The Asperger’s child experiences stress when their world is not predictable enough. Having a visual routine schedule, using colorful and clear images, can alleviate the stress. This will also have a positive impact on the entire family.

Visual Daily Routine Planner (Printable)

To help you with this step, I’ve created a Visual Daily Routine Schedule for your child’s activities and tasks. This is a very practical aid to reduce stress and anxiety for you and your child, as well as provide a clear visual schedule of all activities and tasks during the day.

3. Stay positive

Our goal as parents is to raise children with strong self-esteem, which leads to a “can-do” attitude in adult life. This begins with always seeking to build your child’s confidence. To get you started, here are some phrases you should say to your child every day.
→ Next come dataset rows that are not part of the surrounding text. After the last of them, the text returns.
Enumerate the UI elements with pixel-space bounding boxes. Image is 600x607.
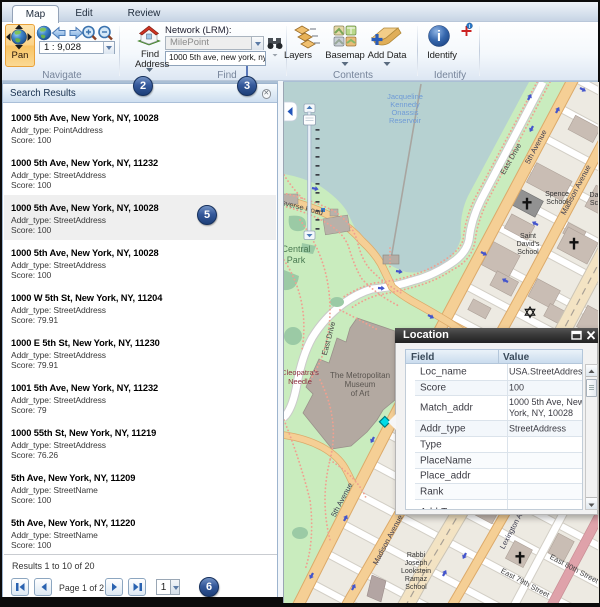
svg-text:Cleopatra's: Cleopatra's: [284, 368, 319, 377]
svg-text:School: School: [517, 249, 539, 256]
svg-text:David's: David's: [517, 241, 540, 248]
svg-text:The Metropolitan: The Metropolitan: [330, 371, 390, 380]
svg-text:i: i: [469, 24, 471, 30]
svg-text:Park: Park: [287, 255, 306, 265]
svg-text:of Art: of Art: [351, 389, 370, 398]
svg-text:Sc: Sc: [590, 200, 598, 207]
svg-text:Needle: Needle: [288, 377, 312, 386]
svg-text:Spence: Spence: [545, 191, 569, 198]
svg-text:Saint: Saint: [520, 233, 536, 240]
svg-text:School: School: [405, 584, 427, 591]
svg-text:Joseph: Joseph: [405, 560, 428, 567]
svg-text:Lookstein: Lookstein: [401, 568, 431, 575]
svg-text:i: i: [437, 28, 441, 45]
svg-text:Reservoir: Reservoir: [389, 116, 422, 125]
svg-text:Da: Da: [590, 192, 598, 199]
svg-text:Central: Central: [284, 244, 311, 254]
svg-text:Museum: Museum: [345, 380, 376, 389]
svg-text:Ramaz: Ramaz: [405, 576, 428, 583]
svg-text:Rabbi: Rabbi: [407, 552, 426, 559]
Keeping a positive attitude will do much to help you and your child adapt to and thrive in this new reality. There are options and many success stories to keep you inspired.

Though autism as a diagnosis didn’t become mainstream until the 20th century, history is full of people who experts (both medical professionals and those who experience autism first-hand) consider to be or have been somewhere on the autism spectrum:

  • Albert Einstein – Scientist & Mathematician
  • Thomas Jefferson – Early American Politician
  • Steve Jobs – Former CEO of Apple
  • Bill Gates – Co-founder of the Microsoft Corporation
  • Emily Dickinson – Poet
  • Michelangelo – Sculptor, Painter, Architect, Poet
  • Wolfgang Amadeus Mozart – Classical Composer
  • Sir Isaac Newton – Mathematician, Astronomer, & Physicist
  • Jerry Seinfeld – Comedian
  • Tim Burton – Movie Director
  • Lewis Carroll – Author of “Alice in Wonderland”
  • Henry Cavendish – Scientist

Let this list inspire you that your child is in good company and capable of accomplishing great things. Focus on providing them the support and resources they need to thrive.